[PATCH v1] powerpc: Include running function as first entry in save_stack_trace() and friends

Segher Boessenkool segher at kernel.crashing.org
Sat Mar 6 05:16:28 AEDT 2021


On Fri, Mar 05, 2021 at 07:38:25AM +0100, Christophe Leroy wrote:
> Le 04/03/2021 à 20:24, Segher Boessenkool a écrit :
> https://github.com/linuxppc/linux/commit/a9a3ed1eff36
> 
> >
> >That is much heavier than needed (an mb()).  You can just put an empty
> >inline asm after a call before a return, and that call cannot be
> >optimised to a sibling call: (the end of a function is an implicit
> >return:)

> In the commit mentionned at the top, it is said:
> 
> The next attempt to prevent compilers from tail-call optimizing
> the last function call cpu_startup_entry(), ... , was to add an empty 
> asm("").
> 
> This current solution was short and sweet, and reportedly, is supported
> by both compilers but we didn't get very far this time: future (LTO?)
> optimization passes could potentially eliminate this,

This is simply not true.  A volatile inline asm (like this is, all
asm without outputs are) is always run on the reel machine exactly like
on the abstract machine.  LTO can not eliminate it, not more than any
other optimisation can.  The compiler makes no assumption about the
constents of the template of an asm, empty or not.

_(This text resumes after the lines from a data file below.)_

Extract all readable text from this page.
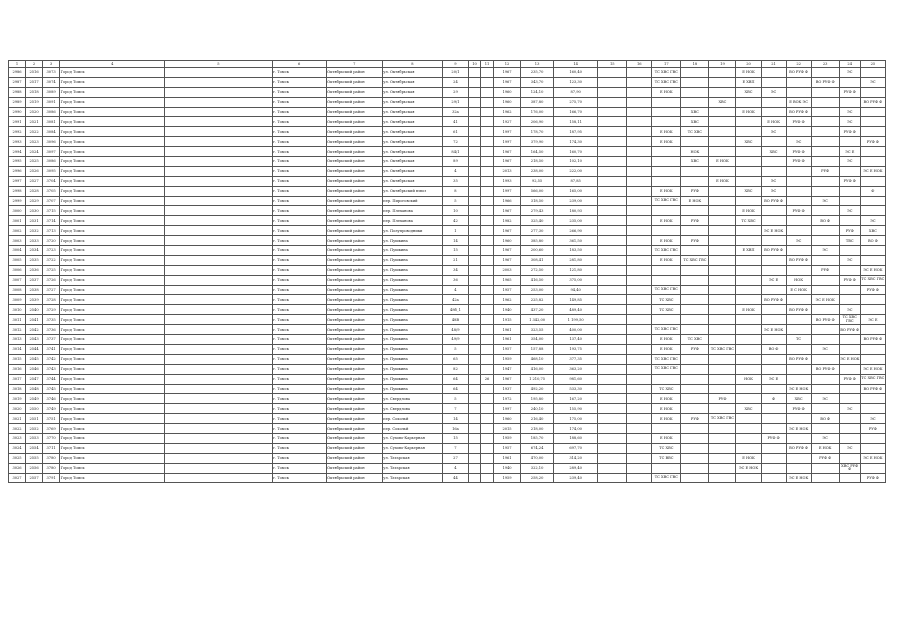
1	2	3	4	5	6	7	8	9	10	11	12	13	14	15	16	17	18	19	20	21	22	23	24	25
2986	2516	3073	Город Томск		г. Томск	Октябрьский район	ул. Октябрьская	20/1			1967	235,70	160,40			ТС ХВС ГВС			Е НОК		ВО РУФ Ф		ЭС	
2987	2517	3074	Город Томск		г. Томск	Октябрьский район	ул. Октябрьская	24			1967	343,70	123,30			ТС ХВС ГВС			Е ХВП			ВО РУФ Ф		ЭС
2988	2518	3089	Город Томск		г. Томск	Октябрьский район	ул. Октябрьская	29			1960	124,10	87,90			Е НОК			ХВС	ЭС			РУФ Ф	
2989	2519	3091	Город Томск		г. Томск	Октябрьский район	ул. Октябрьская	29/1			1960	387,80	275,70					ХВС			Е ВОК ЭС			ВО РУФ Ф
2990	2520	3086	Город Томск		г. Томск	Октябрьский район	ул. Октябрьская	32а			1962	176,00	166,70				ХВС		Е НОК		ВО РУФ Ф		ЭС	
2991	2521	3081	Город Томск		г. Томск	Октябрьский район	ул. Октябрьская	41			1927	206,90	158,11				ХВС			Е НОК	РУФ Ф		ЭС	
2992	2522	3084	Город Томск		г. Томск	Октябрьский район	ул. Октябрьская	61			1997	178,70	187,95			Е НОК	ТС ХВС			ЭС			РУФ Ф	
2993	2523	3096	Город Томск		г. Томск	Октябрьский район	ул. Октябрьская	72			1997	379,90	174,30			Е НОК			ХВС		ЭС			РУФ Ф
2994	2524	3097	Город Томск		г. Томск	Октябрьский район	ул. Октябрьская	84/1			1967	164,50	160,70				НОК			ХВС	РУФ Ф		ЭС Е	
2995	2525	3086	Город Томск		г. Томск	Октябрьский район	ул. Октябрьская	89			1967	218,50	102,10				ХВС	Е НОК			РУФ Ф		ЭС	
2996	2526	3095	Город Томск		г. Томск	Октябрьский район	ул. Октябрьская	4			2013	238,00	222,00									РУФ		ЭС Е НОК
2997	2527	3704	Город Томск		г. Томск	Октябрьский район	ул. Октябрьская	35			1993	92,55	87,85					Е НОК		ЭС			РУФ Ф	
2998	2528	3705	Город Томск		г. Томск	Октябрьский район	ул. Октябрьский взвоз	8			1997	566,00	165,00			Е НОК	РУФ		ХВС	ЭС				Ф
2999	2529	3707	Город Томск		г. Томск	Октябрьский район	пер. Пироговский	5			1966	318,50	239,00			ТС ХВС ГВС	Е НОК			ВО РУФ Ф		ЭС		
3000	2530	3715	Город Томск		г. Томск	Октябрьский район	пер. Плеханова	10			1967	279,43	180,93						Е НОК		РУФ Ф		ЭС	
3001	2531	3714	Город Томск		г. Томск	Октябрьский район	пер. Плеханова	42			1982	325,40	235,00			Е НОК	РУФ		ТС ХВС			ВО Ф		ЭС
3002	2532	3713	Город Томск		г. Томск	Октябрьский район	ул. Полупроводники	1			1967	277,30	266,90							ЭС Е НОК			РУФ	ХВС
3003	2533	3720	Город Томск		г. Томск	Октябрьский район	ул. Пушкина	14			1960	385,80	361,50			Е НОК	РУФ				ЭС		ТВС	ВО Ф
3004	2534	3723	Город Томск		г. Томск	Октябрьский район	ул. Пушкина	15			1967	200,60	183,50			ТС ХВС ГВС			Е ХВП	ВО РУФ Ф		ЭС		
3005	2535	3722	Город Томск		г. Томск	Октябрьский район	ул. Пушкина	21			1967	308,41	281,80			Е НОК	ТС ХВС ГВС				ВО РУФ Ф		ЭС	
3006	2536	3725	Город Томск		г. Томск	Октябрьский район	ул. Пушкина	34			2003	272,50	121,80									РУФ		ЭС Е НОК
3007	2537	3726	Город Томск		г. Томск	Октябрьский район	ул. Пушкина	36			1965	416,50	375,00							ЭС Е	НОК		РУФ Ф	ТС ХВС ГВС
3008	2538	3727	Город Томск		г. Томск	Октябрьский район	ул. Пушкина	4			1957	253,00	94,40			ТС ХВС ГВС					Е С НОК			РУФ Ф
3009	2539	3728	Город Томск		г. Томск	Октябрьский район	ул. Пушкина	42а			1962	225,82	149,85			ТС ХВС				ВО РУФ Ф		ЭС Е НОК		
3010	2540	3729	Город Томск		г. Томск	Октябрьский район	ул. Пушкина	48б_1			1940	437,20	489,40			ТС ХВС			Е НОК		ВО РУФ Ф		ЭС	
3011	2541	3735	Город Томск		г. Томск	Октябрьский район	ул. Пушкина	48В			1915	1 342,00	1 199,50									ВО РУФ Ф	ТС ХВС ГВС	ЭС Е
3012	2542	3736	Город Томск		г. Томск	Октябрьский район	ул. Пушкина	48/9			1961	323,55	400,00			ТС ХВС ГВС				ЭС Е НОК			ВО РУФ Ф	
3013	2543	3737	Город Томск		г. Томск	Октябрьский район	ул. Пушкина	49/9			1961	354,00	137,40			Е НОК	ТС ХВС				ТС			ВО РУФ Ф
3014	2544	3741	Город Томск		г. Томск	Октябрьский район	ул. Пушкина	5			1957	157,88	193,75			Е НОК	РУФ	ТС ХВС ГВС		ВО Ф		ЭС		
3015	2545	3742	Город Томск		г. Томск	Октябрьский район	ул. Пушкина	65			1959	468,10	377,35			ТС ХВС ГВС					ВО РУФ Ф		ЭС Е НОК	
3016	2546	3743	Город Томск		г. Томск	Октябрьский район	ул. Пушкина	82			1947	416,00	363,20			ТС ХВС ГВС						ВО РУФ Ф		ЭС Е НОК
3017	2547	3744	Город Томск		г. Томск	Октябрьский район	ул. Пушкина	64		26	1967	1 210,75	981,60						НОК	ЭС Е			РУФ Ф	ТС ХВС ГВС
3018	2548	3745	Город Томск		г. Томск	Октябрьский район	ул. Пушкина	64			1937	492,20	533,30			ТС ХВС					ЭС Е НОК			ВО РУФ Ф
3019	2549	3746	Город Томск		г. Томск	Октябрьский район	ул. Свердлова	5			1972	195,80	167,20			Е НОК		РУФ		Ф	ХВС	ЭС		
3020	2550	3749	Город Томск		г. Томск	Октябрьский район	ул. Свердлова	7			1997	240,10	155,90			Е НОК			ХВС		РУФ Ф		ЭС	
3021	2551	3751	Город Томск		г. Томск	Октябрьский район	пер. Сокольй	14			1960	216,40	175,00			Е НОК	РУФ	ТС ХВС ГВС				ВО Ф		ЭС
3022	2552	3769	Город Томск		г. Томск	Октябрьский район	пер. Сокольй	16а			2015	218,00	174,00								ЭС Е НОК			РУФ
3023	2553	3770	Город Томск		г. Томск	Октябрьский район	ул. Сухово-Карьерная	15			1959	185,70	188,60			Е НОК				РУФ Ф		ЭС		
3024	2554	3711	Город Томск		г. Томск	Октябрьский район	ул. Сухово-Карьерная	7			1957	674,24	697,70			ТС ХВС					ВО РУФ Ф	Е НОК	ЭС	
3025	2555	3780	Город Томск		г. Томск	Октябрьский район	ул. Татарская	27			1961	470,00	314,20			ТС ВВС			Е НОК			РУФ Ф		ЭС Е НОК
3026	2556	3780	Город Томск		г. Томск	Октябрьский район	ул. Татарская	4			1940	322,10	289,40						ЭС Е НОК				ХВС РУФ Ф	
3027	2557	3791	Город Томск		г. Томск	Октябрьский район	ул. Татарская	44			1959	258,20	239,40			ТС ХВС ГВС					ЭС Е НОК			РУФ Ф
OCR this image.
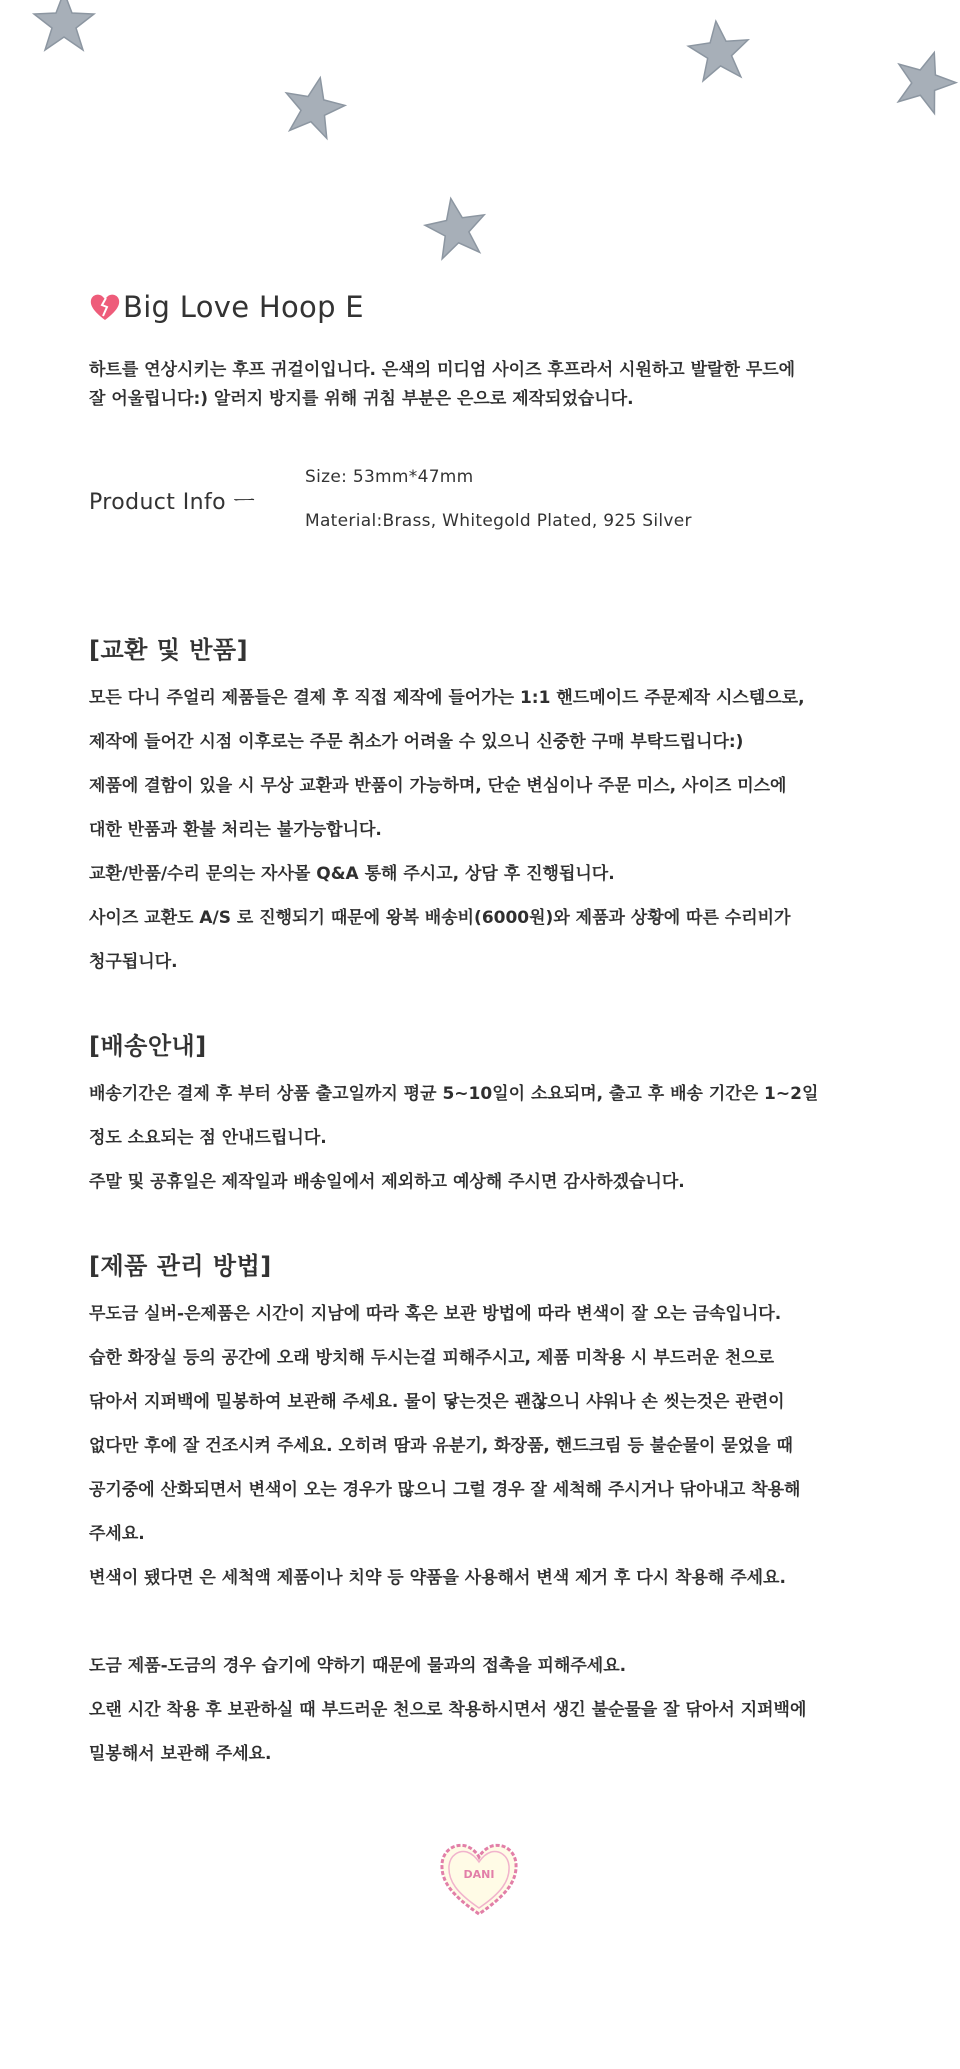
Big Love Hoop E

하트를 연상시키는 후프 귀걸이입니다. 은색의 미디엄 사이즈 후프라서 시원하고 발랄한 무드에

잘 어울립니다:) 알러지 방지를 위해 귀침 부분은 은으로 제작되었습니다.

Product Info ㅡ
Size: 53mm*47mm
Material:Brass, Whitegold Plated, 925 Silver
[교환 및 반품]

모든 다니 주얼리 제품들은 결제 후 직접 제작에 들어가는 1:1 핸드메이드 주문제작 시스템으로,

제작에 들어간 시점 이후로는 주문 취소가 어려울 수 있으니 신중한 구매 부탁드립니다:)

제품에 결함이 있을 시 무상 교환과 반품이 가능하며, 단순 변심이나 주문 미스, 사이즈 미스에

대한 반품과 환불 처리는 불가능합니다.

교환/반품/수리 문의는 자사몰 Q&A 통해 주시고, 상담 후 진행됩니다.

사이즈 교환도 A/S 로 진행되기 때문에 왕복 배송비(6000원)와 제품과 상황에 따른 수리비가

청구됩니다.

[배송안내]

배송기간은 결제 후 부터 상품 출고일까지 평균 5~10일이 소요되며, 출고 후 배송 기간은 1~2일

정도 소요되는 점 안내드립니다.

주말 및 공휴일은 제작일과 배송일에서 제외하고 예상해 주시면 감사하겠습니다.

[제품 관리 방법]

무도금 실버-은제품은 시간이 지남에 따라 혹은 보관 방법에 따라 변색이 잘 오는 금속입니다.

습한 화장실 등의 공간에 오래 방치해 두시는걸 피해주시고, 제품 미착용 시 부드러운 천으로

닦아서 지퍼백에 밀봉하여 보관해 주세요. 물이 닿는것은 괜찮으니 샤워나 손 씻는것은 관련이

없다만 후에 잘 건조시켜 주세요. 오히려 땀과 유분기, 화장품, 핸드크림 등 불순물이 묻었을 때

공기중에 산화되면서 변색이 오는 경우가 많으니 그럴 경우 잘 세척해 주시거나 닦아내고 착용해

주세요.

변색이 됐다면 은 세척액 제품이나 치약 등 약품을 사용해서 변색 제거 후 다시 착용해 주세요.

도금 제품-도금의 경우 습기에 약하기 때문에 물과의 접촉을 피해주세요.

오랜 시간 착용 후 보관하실 때 부드러운 천으로 착용하시면서 생긴 불순물을 잘 닦아서 지퍼백에

밀봉해서 보관해 주세요.

DANI
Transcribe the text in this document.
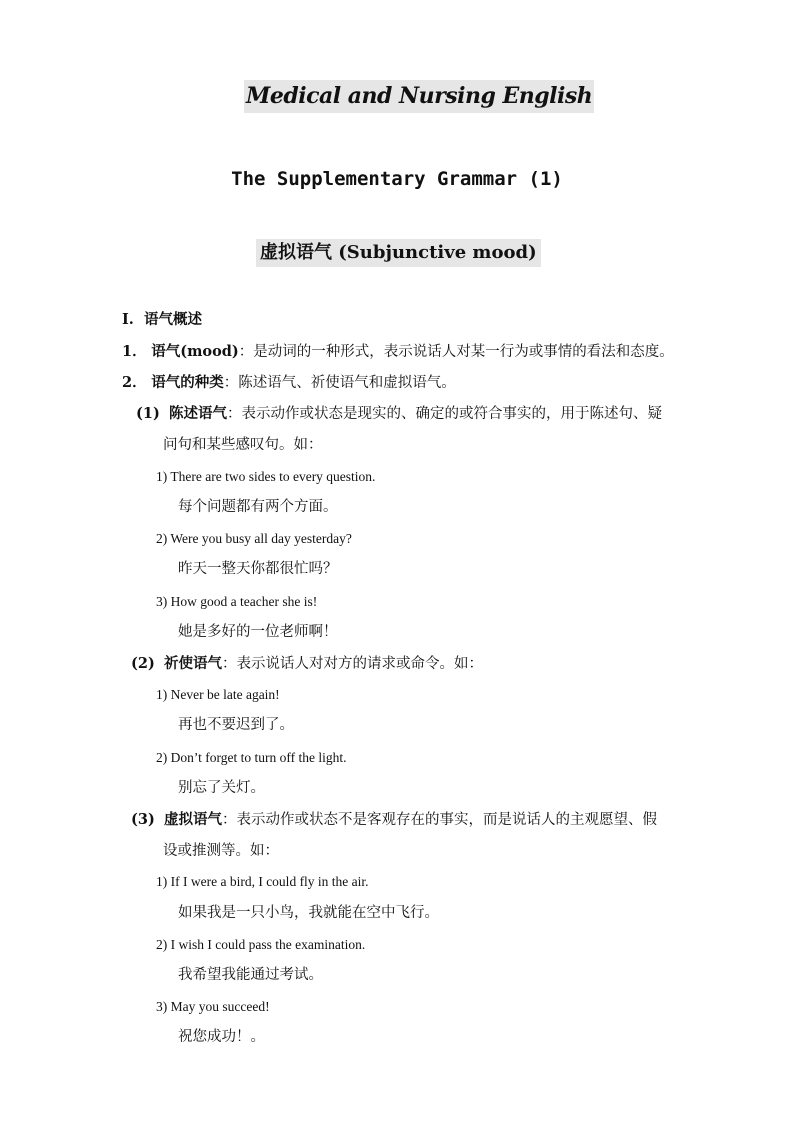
Medical and Nursing English
The Supplementary Grammar (1)
虚拟语气 (Subjunctive mood)
I. 语气概述
1． 语气(mood)：是动词的一种形式，表示说话人对某一行为或事情的看法和态度。
2． 语气的种类：陈述语气、祈使语气和虚拟语气。
(1) 陈述语气：表示动作或状态是现实的、确定的或符合事实的，用于陈述句、疑
问句和某些感叹句。如：
1) There are two sides to every question.
每个问题都有两个方面。
2) Were you busy all day yesterday?
昨天一整天你都很忙吗？
3) How good a teacher she is!
她是多好的一位老师啊！
(2) 祈使语气：表示说话人对对方的请求或命令。如：
1) Never be late again!
再也不要迟到了。
2) Don’t forget to turn off the light.
别忘了关灯。
(3) 虚拟语气：表示动作或状态不是客观存在的事实，而是说话人的主观愿望、假
设或推测等。如：
1) If I were a bird, I could fly in the air.
如果我是一只小鸟，我就能在空中飞行。
2) I wish I could pass the examination.
我希望我能通过考试。
3) May you succeed!
祝您成功！。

If you are really scared the compiler violates the rules of GCC inline
asm and thinks it knows what "" means, you can write
  asm(";#");
(that is a comment on all supported archs).

> which leads us
> to the third attempt: having an actual memory barrier there which the
> compiler cannot ignore or move around etc.

Why would it not be allowed to delete this, and delete some other asm?

And the compiler *can* move around asm like this.  But the point is,
it has to stay in order with other side effects, so there cannot be a
sibling call here, the call has to remain: any call contains a sequence
point, so side effects cannot be reordered over it, so the call (being
before the asm) cannot be transformed to a tail call.